I’ve been thinking about transparency, partially due to the First Amendment end-run around some product labeling laws that I discussed in my previous post.
Transparency is on-the-face-of-it great. It’d be wonderful if we all could be perfectly informed about every element of our lives. But information overload gets bad, very quickly. I’m willing to bet that you don’t read all of the nutrition information on the foodstuff that you buy, much less where it was grown or what environmental practices the process of creating it was, or whatever else you care about. Heck, if you’re like me, you probably don’t even do all that much comparison shopping for most things, even just on price.
It’s not because you don’t care about the environment or fair trade or nutrition or price. It’s that it’s a lot of work. If we tried to force everyone to be transparent about everything, we’d just get yet more information to not read.
But this is something that computers really could help us with. We should be able to say, “Hey computer, when I want to buy some coffee, I want you to help me find coffee that fits my goals for the world.” The classic science fiction vision of this is augmented reality, where you wear something like an nth generation Google Glass, and when you look at the coffee can, it pops up a heads up display that tells you, whatever, that company got high marks for their trade practices.
If you’ve read this blog a bit, you’ll know I’m somewhat skeptical of that vision. But more importantly, it’s not really necessary. You can buy most things online (Amazon is trying to sell groceries online, guys! Who knows, maybe this time it’ll work!), where the technical challenges of giving you a personal assistant who can help you deal with information overload are significantly less challenging than in the wilds of the real world.
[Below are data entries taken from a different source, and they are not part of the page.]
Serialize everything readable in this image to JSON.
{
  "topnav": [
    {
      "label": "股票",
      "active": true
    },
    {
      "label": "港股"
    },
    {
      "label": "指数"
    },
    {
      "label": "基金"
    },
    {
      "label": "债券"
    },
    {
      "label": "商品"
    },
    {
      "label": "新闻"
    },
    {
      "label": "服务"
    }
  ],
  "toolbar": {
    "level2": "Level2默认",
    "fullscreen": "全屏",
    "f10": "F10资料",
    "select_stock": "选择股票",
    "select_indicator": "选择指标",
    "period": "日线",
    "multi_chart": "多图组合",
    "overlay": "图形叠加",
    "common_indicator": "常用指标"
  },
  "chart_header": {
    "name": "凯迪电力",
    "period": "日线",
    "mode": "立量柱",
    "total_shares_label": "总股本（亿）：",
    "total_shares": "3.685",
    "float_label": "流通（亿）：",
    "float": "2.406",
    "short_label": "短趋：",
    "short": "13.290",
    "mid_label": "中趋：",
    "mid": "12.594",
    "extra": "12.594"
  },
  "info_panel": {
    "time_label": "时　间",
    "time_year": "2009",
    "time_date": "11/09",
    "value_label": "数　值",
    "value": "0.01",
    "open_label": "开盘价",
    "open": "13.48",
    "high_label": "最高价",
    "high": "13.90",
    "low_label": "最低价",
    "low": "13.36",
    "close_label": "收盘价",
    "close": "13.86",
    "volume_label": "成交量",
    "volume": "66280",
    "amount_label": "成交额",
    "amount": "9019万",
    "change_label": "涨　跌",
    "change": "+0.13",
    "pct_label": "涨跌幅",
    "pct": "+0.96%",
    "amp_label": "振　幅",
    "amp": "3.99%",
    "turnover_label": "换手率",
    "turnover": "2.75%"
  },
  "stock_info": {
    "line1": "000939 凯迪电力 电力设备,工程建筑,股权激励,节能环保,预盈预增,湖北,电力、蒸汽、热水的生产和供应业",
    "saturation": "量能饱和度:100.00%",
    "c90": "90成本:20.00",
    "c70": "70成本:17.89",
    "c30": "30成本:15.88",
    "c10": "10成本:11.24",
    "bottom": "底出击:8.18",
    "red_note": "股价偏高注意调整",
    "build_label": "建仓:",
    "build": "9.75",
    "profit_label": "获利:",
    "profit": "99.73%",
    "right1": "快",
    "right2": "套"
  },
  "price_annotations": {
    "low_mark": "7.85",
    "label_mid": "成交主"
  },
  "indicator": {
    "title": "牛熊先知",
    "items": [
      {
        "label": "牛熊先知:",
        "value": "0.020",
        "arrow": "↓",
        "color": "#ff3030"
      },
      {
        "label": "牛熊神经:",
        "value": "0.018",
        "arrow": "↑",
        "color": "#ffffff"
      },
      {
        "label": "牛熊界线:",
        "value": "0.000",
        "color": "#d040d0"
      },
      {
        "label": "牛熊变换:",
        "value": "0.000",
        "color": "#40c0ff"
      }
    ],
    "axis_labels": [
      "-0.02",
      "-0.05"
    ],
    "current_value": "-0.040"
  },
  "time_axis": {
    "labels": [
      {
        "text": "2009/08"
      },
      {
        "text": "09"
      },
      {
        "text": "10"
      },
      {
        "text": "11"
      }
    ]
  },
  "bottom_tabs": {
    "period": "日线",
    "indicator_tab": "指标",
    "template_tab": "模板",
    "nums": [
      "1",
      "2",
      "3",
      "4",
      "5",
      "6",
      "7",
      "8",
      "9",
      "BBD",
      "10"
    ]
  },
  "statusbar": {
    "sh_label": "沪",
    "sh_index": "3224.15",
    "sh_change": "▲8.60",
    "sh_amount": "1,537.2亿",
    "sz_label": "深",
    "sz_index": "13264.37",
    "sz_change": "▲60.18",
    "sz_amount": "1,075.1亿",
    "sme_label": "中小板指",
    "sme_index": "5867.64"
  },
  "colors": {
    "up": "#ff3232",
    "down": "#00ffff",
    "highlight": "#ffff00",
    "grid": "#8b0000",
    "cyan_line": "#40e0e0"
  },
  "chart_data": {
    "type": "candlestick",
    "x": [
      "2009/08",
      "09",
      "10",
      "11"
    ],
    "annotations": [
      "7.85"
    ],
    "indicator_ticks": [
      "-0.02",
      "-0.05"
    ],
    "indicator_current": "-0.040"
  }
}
Indeed, for many items — maybe not coffee, but perhaps things like laundry detergent — I don’t see a really strong reason why we should even have humans deciding precisely what item to buy. Why don’t I just say, “Computer, here is the set of priorities that I personally have. Find me the product that best fits my ideals”?
That kind of pervasive computing doesn’t have the glitter and the glamour of the latest gadgets, but I think it can genuinely change the world, in much the same way that gps-enabled online mapping is perhaps not incredibly flashy, but I couldn’t imagine going back to a life without it.